Ami Pandya and Nithin Zacharias
Following a show stopping proposal, Ami and Nithin’s Big Day shows us progression and growth within relationship.
Pallavi Bishnoi and Rajat Swarup
Pallavi and Rajat’s union is about equality and making things work for their relationship despite what anyone else has to say.
It also invites viewers to see the ritual of Kanyadaan, which means to give a bride away, from a different perspective.
Tyrone Braganza and Daniel Bauer
Make-up artist Daniel and his partner Tyrone’s wedding is first same-sex Indian marriage to feature on Netflix. Through their wedding, the pair give viewers an understanding of both Indian rituals and a German church wedding.

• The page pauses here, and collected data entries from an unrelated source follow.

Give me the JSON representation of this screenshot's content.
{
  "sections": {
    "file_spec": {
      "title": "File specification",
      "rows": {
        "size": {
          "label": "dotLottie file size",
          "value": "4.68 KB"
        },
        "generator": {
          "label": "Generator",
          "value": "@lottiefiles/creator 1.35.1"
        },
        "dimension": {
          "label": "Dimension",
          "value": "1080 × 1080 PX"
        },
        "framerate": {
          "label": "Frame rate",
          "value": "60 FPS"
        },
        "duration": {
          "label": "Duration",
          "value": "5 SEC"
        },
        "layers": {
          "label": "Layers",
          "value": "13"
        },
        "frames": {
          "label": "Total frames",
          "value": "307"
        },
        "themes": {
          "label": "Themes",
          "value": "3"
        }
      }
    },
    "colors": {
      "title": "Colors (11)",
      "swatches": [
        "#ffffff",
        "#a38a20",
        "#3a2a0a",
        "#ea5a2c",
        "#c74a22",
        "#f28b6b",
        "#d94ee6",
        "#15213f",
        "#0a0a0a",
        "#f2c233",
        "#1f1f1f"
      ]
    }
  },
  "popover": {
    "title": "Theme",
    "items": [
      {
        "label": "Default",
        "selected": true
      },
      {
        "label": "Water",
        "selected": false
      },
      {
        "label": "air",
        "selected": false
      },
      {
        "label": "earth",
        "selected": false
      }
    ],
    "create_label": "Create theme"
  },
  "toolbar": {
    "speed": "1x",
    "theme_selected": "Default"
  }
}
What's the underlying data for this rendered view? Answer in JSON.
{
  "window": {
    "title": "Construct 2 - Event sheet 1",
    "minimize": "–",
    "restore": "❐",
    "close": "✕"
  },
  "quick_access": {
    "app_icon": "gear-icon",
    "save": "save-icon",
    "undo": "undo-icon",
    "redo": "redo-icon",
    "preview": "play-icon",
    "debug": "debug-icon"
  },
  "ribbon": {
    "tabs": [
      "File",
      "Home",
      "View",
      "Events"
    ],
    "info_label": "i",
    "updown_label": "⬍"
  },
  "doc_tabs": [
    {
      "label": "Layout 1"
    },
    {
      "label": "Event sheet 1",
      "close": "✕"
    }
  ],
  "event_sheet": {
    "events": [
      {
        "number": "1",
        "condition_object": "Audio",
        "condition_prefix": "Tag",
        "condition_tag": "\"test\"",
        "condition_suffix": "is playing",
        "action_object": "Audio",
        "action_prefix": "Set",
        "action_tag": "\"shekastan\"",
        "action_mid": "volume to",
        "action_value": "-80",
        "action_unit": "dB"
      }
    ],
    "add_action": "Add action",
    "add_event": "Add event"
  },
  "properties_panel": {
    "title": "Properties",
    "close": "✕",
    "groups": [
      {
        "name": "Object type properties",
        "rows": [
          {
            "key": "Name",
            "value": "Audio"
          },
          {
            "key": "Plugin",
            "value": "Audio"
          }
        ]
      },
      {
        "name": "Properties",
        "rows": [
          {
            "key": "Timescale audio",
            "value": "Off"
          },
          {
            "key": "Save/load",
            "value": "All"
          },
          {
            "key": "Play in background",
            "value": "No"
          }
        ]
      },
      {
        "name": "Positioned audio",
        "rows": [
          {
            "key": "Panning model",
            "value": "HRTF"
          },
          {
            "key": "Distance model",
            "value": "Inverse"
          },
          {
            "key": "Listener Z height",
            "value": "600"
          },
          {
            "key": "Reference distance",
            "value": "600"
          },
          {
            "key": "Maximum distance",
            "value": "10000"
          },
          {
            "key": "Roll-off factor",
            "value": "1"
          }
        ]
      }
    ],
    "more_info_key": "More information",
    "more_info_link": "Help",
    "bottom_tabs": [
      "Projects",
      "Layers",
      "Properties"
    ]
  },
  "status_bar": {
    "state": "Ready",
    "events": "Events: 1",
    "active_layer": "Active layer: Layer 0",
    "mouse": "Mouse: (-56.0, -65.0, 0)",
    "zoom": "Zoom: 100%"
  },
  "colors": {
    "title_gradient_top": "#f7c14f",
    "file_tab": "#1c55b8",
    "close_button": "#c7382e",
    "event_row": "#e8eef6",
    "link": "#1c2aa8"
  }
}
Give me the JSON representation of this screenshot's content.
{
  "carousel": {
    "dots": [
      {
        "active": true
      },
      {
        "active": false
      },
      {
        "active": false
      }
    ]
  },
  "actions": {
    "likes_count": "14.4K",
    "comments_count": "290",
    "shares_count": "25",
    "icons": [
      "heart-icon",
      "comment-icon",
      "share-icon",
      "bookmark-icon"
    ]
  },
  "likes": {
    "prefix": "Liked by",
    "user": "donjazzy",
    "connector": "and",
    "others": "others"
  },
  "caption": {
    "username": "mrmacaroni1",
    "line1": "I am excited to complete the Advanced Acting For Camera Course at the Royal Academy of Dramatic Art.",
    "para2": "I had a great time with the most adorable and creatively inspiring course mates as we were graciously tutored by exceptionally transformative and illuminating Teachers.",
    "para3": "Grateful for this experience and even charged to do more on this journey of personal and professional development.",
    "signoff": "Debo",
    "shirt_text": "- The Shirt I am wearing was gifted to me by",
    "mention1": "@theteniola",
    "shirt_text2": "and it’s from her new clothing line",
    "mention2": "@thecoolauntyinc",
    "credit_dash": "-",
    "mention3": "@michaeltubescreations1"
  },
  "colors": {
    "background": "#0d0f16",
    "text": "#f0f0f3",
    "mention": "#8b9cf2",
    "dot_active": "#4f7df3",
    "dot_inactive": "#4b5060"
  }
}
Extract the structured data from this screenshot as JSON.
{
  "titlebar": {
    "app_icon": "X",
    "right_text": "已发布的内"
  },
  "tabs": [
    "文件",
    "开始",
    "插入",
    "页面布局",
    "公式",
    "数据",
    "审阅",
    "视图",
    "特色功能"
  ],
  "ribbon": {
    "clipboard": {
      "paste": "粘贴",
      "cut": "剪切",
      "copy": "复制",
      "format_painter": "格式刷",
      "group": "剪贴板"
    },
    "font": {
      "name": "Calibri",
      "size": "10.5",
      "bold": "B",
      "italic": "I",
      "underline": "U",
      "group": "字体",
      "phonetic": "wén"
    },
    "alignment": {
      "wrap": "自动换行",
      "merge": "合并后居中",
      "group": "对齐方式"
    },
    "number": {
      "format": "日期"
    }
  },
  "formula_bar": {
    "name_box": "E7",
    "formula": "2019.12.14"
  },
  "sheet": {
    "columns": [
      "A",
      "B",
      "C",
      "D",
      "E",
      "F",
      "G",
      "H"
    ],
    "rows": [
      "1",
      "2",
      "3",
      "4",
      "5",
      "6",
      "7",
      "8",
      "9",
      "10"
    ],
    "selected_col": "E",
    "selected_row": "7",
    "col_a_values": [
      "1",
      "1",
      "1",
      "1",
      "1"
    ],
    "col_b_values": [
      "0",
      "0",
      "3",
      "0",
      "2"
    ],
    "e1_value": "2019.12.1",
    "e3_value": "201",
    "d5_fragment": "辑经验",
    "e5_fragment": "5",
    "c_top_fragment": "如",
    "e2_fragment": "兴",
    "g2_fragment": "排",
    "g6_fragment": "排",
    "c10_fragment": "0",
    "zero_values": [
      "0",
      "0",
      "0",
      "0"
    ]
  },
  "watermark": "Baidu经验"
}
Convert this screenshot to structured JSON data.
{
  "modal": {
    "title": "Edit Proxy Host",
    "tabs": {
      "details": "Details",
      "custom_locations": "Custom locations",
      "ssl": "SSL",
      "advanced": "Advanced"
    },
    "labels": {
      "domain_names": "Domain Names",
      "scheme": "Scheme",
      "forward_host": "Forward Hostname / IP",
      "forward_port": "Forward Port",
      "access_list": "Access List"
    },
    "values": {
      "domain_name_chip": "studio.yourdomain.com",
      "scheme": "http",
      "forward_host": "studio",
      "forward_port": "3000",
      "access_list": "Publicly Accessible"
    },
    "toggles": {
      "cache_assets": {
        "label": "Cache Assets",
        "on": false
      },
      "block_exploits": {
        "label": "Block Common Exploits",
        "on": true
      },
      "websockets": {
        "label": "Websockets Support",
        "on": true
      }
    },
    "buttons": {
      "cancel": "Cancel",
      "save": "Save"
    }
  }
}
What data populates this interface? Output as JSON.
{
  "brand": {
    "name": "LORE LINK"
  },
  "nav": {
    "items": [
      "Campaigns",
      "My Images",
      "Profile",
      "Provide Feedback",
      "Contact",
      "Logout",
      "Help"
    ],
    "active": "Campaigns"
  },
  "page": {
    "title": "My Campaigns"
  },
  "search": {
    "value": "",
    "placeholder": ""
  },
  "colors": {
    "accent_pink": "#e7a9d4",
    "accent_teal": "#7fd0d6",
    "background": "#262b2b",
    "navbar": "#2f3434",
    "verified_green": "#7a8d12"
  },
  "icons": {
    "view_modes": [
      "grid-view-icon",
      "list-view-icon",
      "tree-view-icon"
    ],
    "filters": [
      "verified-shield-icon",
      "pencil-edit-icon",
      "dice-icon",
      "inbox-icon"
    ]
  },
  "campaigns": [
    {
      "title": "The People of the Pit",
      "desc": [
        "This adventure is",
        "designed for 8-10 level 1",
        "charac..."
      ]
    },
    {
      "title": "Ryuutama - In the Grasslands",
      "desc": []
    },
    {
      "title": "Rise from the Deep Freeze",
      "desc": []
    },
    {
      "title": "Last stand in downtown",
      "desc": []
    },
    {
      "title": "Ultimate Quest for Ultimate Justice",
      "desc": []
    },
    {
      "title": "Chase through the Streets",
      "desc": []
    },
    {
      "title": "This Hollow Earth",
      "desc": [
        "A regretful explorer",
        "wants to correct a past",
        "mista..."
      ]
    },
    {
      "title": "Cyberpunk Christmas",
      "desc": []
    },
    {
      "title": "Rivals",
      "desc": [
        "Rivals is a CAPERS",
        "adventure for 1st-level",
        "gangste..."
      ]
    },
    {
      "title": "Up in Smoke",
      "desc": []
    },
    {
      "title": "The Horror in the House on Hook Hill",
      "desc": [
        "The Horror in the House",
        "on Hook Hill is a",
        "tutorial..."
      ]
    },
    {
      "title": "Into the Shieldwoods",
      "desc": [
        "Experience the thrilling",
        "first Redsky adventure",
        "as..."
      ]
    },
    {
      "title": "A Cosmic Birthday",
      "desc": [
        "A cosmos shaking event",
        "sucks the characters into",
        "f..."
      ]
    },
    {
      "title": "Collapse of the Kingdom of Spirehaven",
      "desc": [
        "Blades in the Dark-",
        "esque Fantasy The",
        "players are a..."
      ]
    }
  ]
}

Nikhita Iyar and Mukund Chillakanti
When it comes to lavish Indian weddings, it’s safe to say Nikhita and Mukund nailed it with their OTT wedding venue and even more glamorous decor.
With a wish to go back to their roots, this bride and groom portray their very own interpretation of their culture.
Aditya Wadhwani and Gayeti Singh
Aditya and Gayeti are a modern, inter-religious couple. In their intimate get together, they show how they navigate their boundaries of self and family.
Speaking of his Big Day, groom Aditya described weddings through a Japanese proverb “mono no aware”, meaning “Awareness of the transience of all things heightens appreciation of their beauty, and evokes a gentle sadness at their passing”.